This blog originates on the banks of the Atchafalaya River, in Louisiana. It proposes to share the things that happen on and by the river as the seasons progress. As the river changes from quiet, warm, slow flow to rises of eighteen feet or more, there are changes in the lives of the birds, fish, amphibians and reptiles that use the river. And the mood of the river changes with the seasons. I propose to note and comment on these things.

My Photo
Location: Butte La Rose, Louisiana, United States

I transitioned a few years ago from a career as a water-pollution control biologist. I want to do this blog to stay in touch with a world outside my everyday surroundings, whatever they may be. I like open-minded company and the discussion of ideas. Photo by Brad Moon.

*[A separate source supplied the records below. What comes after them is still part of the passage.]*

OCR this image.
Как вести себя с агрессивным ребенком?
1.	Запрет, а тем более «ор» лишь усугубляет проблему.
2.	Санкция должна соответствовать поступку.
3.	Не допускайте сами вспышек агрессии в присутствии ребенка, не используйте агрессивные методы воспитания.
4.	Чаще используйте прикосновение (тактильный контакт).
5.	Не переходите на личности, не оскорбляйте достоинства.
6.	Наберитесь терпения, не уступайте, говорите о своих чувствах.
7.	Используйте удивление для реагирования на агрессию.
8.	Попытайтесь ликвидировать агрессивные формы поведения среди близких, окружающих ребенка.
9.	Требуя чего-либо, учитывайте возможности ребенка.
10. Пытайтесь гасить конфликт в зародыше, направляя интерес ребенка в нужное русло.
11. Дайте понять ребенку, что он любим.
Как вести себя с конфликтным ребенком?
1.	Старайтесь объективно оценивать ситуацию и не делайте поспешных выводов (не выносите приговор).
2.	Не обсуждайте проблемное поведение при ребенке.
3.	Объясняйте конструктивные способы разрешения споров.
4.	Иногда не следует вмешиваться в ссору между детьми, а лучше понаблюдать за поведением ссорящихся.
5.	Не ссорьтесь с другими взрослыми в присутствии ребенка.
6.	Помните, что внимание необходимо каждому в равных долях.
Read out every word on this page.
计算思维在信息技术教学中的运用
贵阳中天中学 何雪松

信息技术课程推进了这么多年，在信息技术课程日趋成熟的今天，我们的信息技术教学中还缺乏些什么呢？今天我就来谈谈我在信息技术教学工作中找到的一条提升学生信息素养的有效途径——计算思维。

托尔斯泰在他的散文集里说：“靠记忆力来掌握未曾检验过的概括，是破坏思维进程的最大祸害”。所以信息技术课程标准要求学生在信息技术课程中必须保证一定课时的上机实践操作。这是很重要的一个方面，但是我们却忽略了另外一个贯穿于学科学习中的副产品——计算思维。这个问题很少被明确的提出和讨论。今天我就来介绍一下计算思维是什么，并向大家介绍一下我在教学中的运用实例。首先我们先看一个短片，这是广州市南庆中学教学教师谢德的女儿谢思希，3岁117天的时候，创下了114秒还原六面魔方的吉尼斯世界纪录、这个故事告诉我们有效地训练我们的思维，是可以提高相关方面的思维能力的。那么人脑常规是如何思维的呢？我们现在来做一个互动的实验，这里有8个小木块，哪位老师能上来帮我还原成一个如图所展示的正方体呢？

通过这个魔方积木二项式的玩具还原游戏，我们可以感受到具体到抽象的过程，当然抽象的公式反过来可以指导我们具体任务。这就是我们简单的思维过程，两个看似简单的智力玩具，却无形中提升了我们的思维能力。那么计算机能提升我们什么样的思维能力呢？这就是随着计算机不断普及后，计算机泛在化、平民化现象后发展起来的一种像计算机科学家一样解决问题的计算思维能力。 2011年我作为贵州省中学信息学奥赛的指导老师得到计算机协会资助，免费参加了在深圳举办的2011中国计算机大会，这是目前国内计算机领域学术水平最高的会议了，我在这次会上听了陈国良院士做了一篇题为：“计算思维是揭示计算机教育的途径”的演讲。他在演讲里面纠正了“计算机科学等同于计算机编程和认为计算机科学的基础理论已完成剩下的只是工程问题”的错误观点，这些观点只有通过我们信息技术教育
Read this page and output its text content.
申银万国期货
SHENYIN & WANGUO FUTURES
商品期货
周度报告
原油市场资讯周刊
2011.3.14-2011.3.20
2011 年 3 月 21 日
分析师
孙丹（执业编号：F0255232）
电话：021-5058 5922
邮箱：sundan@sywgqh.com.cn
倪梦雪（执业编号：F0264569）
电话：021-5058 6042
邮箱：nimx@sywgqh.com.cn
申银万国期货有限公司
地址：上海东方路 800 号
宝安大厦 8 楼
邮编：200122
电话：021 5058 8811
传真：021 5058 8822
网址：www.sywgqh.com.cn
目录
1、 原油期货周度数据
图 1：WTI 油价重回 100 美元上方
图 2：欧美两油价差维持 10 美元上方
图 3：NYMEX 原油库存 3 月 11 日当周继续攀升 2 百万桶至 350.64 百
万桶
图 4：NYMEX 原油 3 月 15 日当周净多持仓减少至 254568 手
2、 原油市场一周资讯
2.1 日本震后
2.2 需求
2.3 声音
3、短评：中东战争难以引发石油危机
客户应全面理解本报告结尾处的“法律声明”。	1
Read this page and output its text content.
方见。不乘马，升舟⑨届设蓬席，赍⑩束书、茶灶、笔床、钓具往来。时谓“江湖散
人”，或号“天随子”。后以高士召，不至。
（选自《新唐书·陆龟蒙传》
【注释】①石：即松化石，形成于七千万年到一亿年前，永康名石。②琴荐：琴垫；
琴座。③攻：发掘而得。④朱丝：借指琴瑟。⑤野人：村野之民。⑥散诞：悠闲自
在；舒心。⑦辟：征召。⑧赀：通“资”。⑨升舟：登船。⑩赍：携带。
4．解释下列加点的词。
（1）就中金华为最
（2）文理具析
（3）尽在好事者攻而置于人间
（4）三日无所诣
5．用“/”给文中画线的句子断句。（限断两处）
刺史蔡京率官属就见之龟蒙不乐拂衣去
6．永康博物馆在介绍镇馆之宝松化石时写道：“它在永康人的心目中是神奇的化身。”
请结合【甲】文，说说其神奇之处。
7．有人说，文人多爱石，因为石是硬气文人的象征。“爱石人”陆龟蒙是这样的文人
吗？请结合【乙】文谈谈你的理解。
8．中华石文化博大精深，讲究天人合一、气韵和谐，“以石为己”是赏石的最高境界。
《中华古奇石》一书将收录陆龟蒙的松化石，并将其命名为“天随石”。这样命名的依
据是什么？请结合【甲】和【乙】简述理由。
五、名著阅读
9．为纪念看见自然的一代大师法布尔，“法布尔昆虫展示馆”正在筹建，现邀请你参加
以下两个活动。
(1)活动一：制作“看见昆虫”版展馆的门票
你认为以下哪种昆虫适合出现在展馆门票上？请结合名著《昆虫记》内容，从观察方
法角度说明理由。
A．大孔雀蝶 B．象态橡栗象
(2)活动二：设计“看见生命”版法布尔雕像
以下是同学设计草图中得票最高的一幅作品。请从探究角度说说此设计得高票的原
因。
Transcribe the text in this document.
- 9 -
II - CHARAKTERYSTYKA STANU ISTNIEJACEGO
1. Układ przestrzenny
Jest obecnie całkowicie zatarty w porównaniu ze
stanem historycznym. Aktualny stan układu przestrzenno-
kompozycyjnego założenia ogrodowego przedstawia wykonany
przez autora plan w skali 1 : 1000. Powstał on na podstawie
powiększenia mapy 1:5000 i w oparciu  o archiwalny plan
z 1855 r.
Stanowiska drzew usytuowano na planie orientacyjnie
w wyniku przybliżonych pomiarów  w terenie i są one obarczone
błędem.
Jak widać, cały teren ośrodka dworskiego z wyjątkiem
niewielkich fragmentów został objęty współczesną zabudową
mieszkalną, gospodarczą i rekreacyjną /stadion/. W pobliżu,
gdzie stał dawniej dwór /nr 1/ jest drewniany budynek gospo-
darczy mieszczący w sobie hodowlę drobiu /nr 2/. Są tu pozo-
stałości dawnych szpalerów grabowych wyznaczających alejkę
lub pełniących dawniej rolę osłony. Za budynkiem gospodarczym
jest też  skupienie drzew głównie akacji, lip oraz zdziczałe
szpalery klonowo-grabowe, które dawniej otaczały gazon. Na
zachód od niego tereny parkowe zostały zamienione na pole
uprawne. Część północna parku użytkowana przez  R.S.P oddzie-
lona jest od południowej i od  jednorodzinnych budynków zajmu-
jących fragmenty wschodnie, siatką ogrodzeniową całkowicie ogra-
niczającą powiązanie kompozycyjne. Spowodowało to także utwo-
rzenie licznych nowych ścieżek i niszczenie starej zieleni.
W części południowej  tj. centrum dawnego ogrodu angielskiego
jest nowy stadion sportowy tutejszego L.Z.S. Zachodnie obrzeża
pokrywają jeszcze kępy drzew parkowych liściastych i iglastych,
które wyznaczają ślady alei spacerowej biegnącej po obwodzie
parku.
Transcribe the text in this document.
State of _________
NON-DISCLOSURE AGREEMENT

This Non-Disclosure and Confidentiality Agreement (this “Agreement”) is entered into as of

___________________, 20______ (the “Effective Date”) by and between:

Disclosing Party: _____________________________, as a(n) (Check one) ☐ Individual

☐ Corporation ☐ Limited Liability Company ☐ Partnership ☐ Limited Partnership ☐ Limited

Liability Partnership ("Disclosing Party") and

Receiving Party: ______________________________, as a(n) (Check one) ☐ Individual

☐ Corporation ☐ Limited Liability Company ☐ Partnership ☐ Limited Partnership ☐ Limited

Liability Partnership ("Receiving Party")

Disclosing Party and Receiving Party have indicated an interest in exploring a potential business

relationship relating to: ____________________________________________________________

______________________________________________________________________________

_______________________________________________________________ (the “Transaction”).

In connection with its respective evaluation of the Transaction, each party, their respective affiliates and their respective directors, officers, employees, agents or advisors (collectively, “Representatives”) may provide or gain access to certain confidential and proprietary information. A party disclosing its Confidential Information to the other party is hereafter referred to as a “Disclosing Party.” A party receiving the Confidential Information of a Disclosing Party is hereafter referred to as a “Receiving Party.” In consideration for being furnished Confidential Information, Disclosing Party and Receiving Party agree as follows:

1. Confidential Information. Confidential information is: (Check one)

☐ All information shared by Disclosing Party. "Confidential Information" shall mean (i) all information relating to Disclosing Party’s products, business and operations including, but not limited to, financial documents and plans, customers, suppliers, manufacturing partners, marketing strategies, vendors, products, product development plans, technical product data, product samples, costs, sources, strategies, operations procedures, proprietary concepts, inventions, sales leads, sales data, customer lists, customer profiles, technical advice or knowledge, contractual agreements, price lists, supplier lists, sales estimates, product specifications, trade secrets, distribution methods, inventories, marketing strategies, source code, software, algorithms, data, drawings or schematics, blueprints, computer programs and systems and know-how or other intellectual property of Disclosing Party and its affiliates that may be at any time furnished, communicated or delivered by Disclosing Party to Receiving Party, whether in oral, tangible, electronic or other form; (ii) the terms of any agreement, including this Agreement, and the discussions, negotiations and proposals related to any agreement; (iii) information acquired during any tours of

Thursday, December 11, 2008


The easiest and least complicated fishing apparatus to use has probably always been a hook tied to a simple line held in the hand. It’s not hard to imagine that tool being used for as long as there have been hooks made from deer bone and line made of some natural fiber. Evidence proving this comes from Native American sites all over North America. And the next step, that of tying the line to a limb or something else that would be limber enough to bend when pulled on by a fish, thereby relieving stress on the line and hook, is not hard to imagine either. The sportfishing industry is supported today by that set of just three things: a hook, a line and a pole or rod. All that has happened is that these tools have been modernized and diversified into an almost infinite number of variations. But, at bottom, they are just three parts of a successful mechanism evolved through practical trial and error to catch fish. And stripped of its chrome and graphite and monofilament, that description also describes the most basic commercial linefishing tool, the bushline, also known as the dropline.

Creating the bushline is simplicity itself. There is no more to it than finding a tree limb in the right place and tying on a piece of line, then tying a hook onto the end dangling a foot or so in the water.

To be effective the bait must be presented in a way that is attractive to catfish and in the right place. To the Myette Point people, the catfish being sought was the flathead, or goujon, and in some cases the blue catfish, both of which prefer territories near structure of some kind, usually a log or stump in the water. Both of these species reach large size, exceeding 70 pounds, and both are aggressive predators that readily take live bait. Because of their size they were much sought after by fishermen in the Basin. When fishing them, there was a lot of visual excitement caused by seeing evidence of a big fish on the line even before you reached it in your pirogue. The line would be tied to a long, slim cypress limb maybe four feet above the water. Edward Couvillier describes the fun of doing this.

I seen, on a cypress limb, a big old cypress limb…not a big one, you know, small, but it would be long? You tie a bushline on there. You go back the next morning, look up there [at the limb above your head], and you see water drippin off of that limb. Well, you know there’s a fish on it. A goujon can take it, he go under the water with it. He take it, go plumb under the water with that limb. When it would come back up, the water would drip off it. You get there in that pirogue and you see that sucker up there…! [excited] In pirogue too, hoss.

And maybe the excitement didn’t end there.

I remember one time I put a line, I was on a ridge, you know? I got there next mornin. Didn’t have but about that much water [two feet], and that sucker was stiff! I mean that sucker [was] straight down! Boy, I looked at that, and pulled up there, I mean, I pulled that sucker up real slow…had about a seven foot alligator. [laughs]. Boy, he just took off, he ain’t never stopped! He just pulled off. I wasn’t that very big either, just a kid. I was already scared of em.

Picture notes: Snow this morning in south Louisiana made national news. And it was spectacular. On the bird feeder in our backyard I count 15 Cardinals and one cryptic Blue Jay. We got about an inch right before daylight and it began melting shortly after. It’s nice to know you have a warm place to come back to if you choose to venture out. The black and white visitor also came in the night last night. It is the first one to come up onto the porch that I know of.